Le MAA se divise en deux tendances, l’une pro-gouvernementale menée par Ahmed Ould Sidi Mohamed, l’autre indépendantiste menée par Sidi Brahim Ould Sidati. Le 24 mai, des affrontements éclatent à Tabankort, dans la région de Gao. Les circonstances de ce combat sont peu connues.

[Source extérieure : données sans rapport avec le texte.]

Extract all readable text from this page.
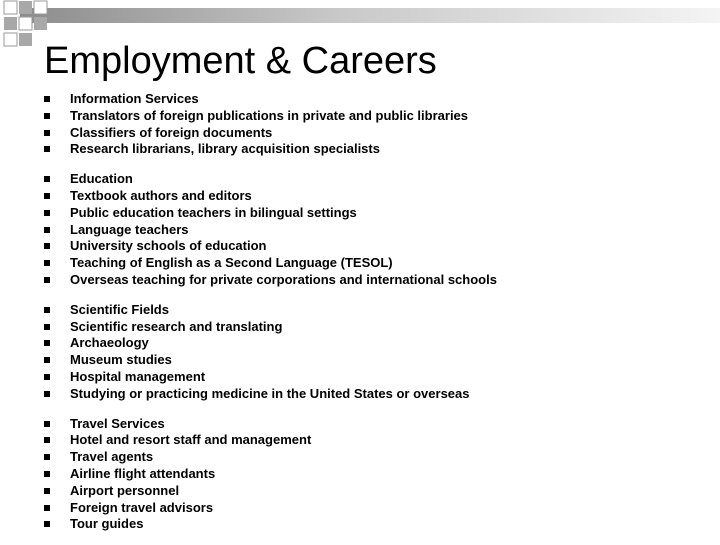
Employment & Careers
Information Services
Translators of foreign publications in private and public libraries
Classifiers of foreign documents
Research librarians, library acquisition specialists
Education
Textbook authors and editors
Public education teachers in bilingual settings
Language teachers
University schools of education
Teaching of English as a Second Language (TESOL)
Overseas teaching for private corporations and international schools
Scientific Fields
Scientific research and translating
Archaeology
Museum studies
Hospital management
Studying or practicing medicine in the United States or overseas
Travel Services
Hotel and resort staff and management
Travel agents
Airline flight attendants
Airport personnel
Foreign travel advisors
Tour guides
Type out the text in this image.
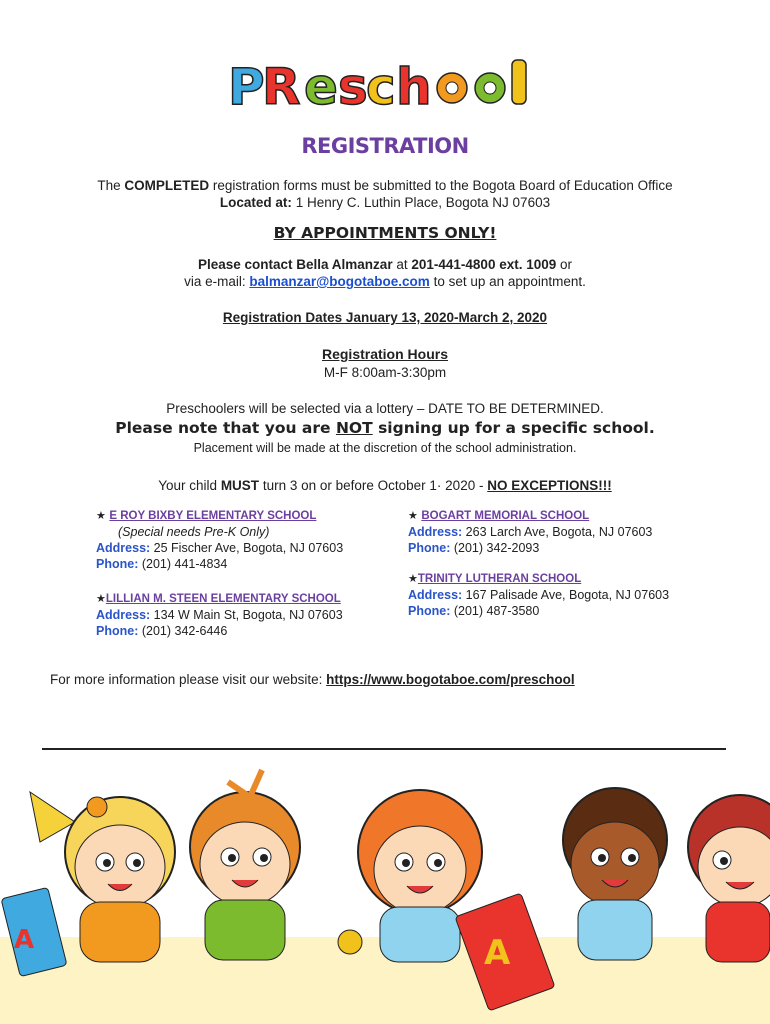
P
R e s
c h
REGISTRATION
The COMPLETED registration forms must be submitted to the Bogota Board of Education Office
Located at: 1 Henry C. Luthin Place, Bogota NJ 07603
BY APPOINTMENTS ONLY!
Please contact Bella Almanzar at 201-441-4800 ext. 1009 or
via e-mail: balmanzar@bogotaboe.com to set up an appointment.
Registration Dates January 13, 2020-March 2, 2020
Registration Hours
M-F 8:00am-3:30pm
Preschoolers will be selected via a lottery – DATE TO BE DETERMINED.
Please note that you are NOT signing up for a specific school.
Placement will be made at the discretion of the school administration.
Your child MUST turn 3 on or before October 1· 2020 - NO EXCEPTIONS!!!
★ E ROY BIXBY ELEMENTARY SCHOOL
(Special needs Pre-K Only)
Address: 25 Fischer Ave, Bogota, NJ 07603
Phone: (201) 441-4834
★LILLIAN M. STEEN ELEMENTARY SCHOOL
Address: 134 W Main St, Bogota, NJ 07603
Phone: (201) 342-6446
★ BOGART MEMORIAL SCHOOL
Address: 263 Larch Ave, Bogota, NJ 07603
Phone: (201) 342-2093
★TRINITY LUTHERAN SCHOOL
Address: 167 Palisade Ave, Bogota, NJ 07603
Phone: (201) 487-3580
For more information please visit our website: https://www.bogotaboe.com/preschool
A	A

Dans un communiqué, le MNLA parle d’une embuscade tendue par des combattants MUJAO contre les « forces de l’azawad ». Selon les sources de RFI, il s’agit plutôt de violences inter-communautaires entre deux fractions du MAA, l’un plus proche du pouvoir malien et l’autre alliée au MNLA qui lui aurait apporté son soutien pendant l’affrontement[30]. Les affrontements se poursuivent en juillet dans les environs d’Anéfis et de Tabankort, faisant plusieurs dizaines ou plusieurs centaines de morts.

Selon RFI, cette division trouverait ses origines dans la bataille d’El Khalil : « L’enjeu est un règlement de compte : les Arabes veulent se venger des pillages en règle qu’ils ont subis début 2013 à El-Khalil. Ils accusent des groupes touaregs d’avoir saccagé leurs entrepôts, leurs garages et pillé leur réserve dans cette ville à la frontière de l’Algérie, zone de transit et de trafic : ils estiment le montant du pillage à 20 millions d’euros. À l’époque, le MNLA se défendait en assurant avoir démantelé sur place une arrière-base du Mujao. Depuis, une branche du MAA a signé un accord avec le MNLA et se retrouve aujourd’hui à ses côtés à Alger. Mais un groupe dissident arabe a refusé le compromis et entend toujours obtenir réparation ».

Une branche du MAA se sépare finalement du mouvement et le 30 août 2014, elle annonce la création du Mouvement populaire pour le salut de l’Azawad (MPSA).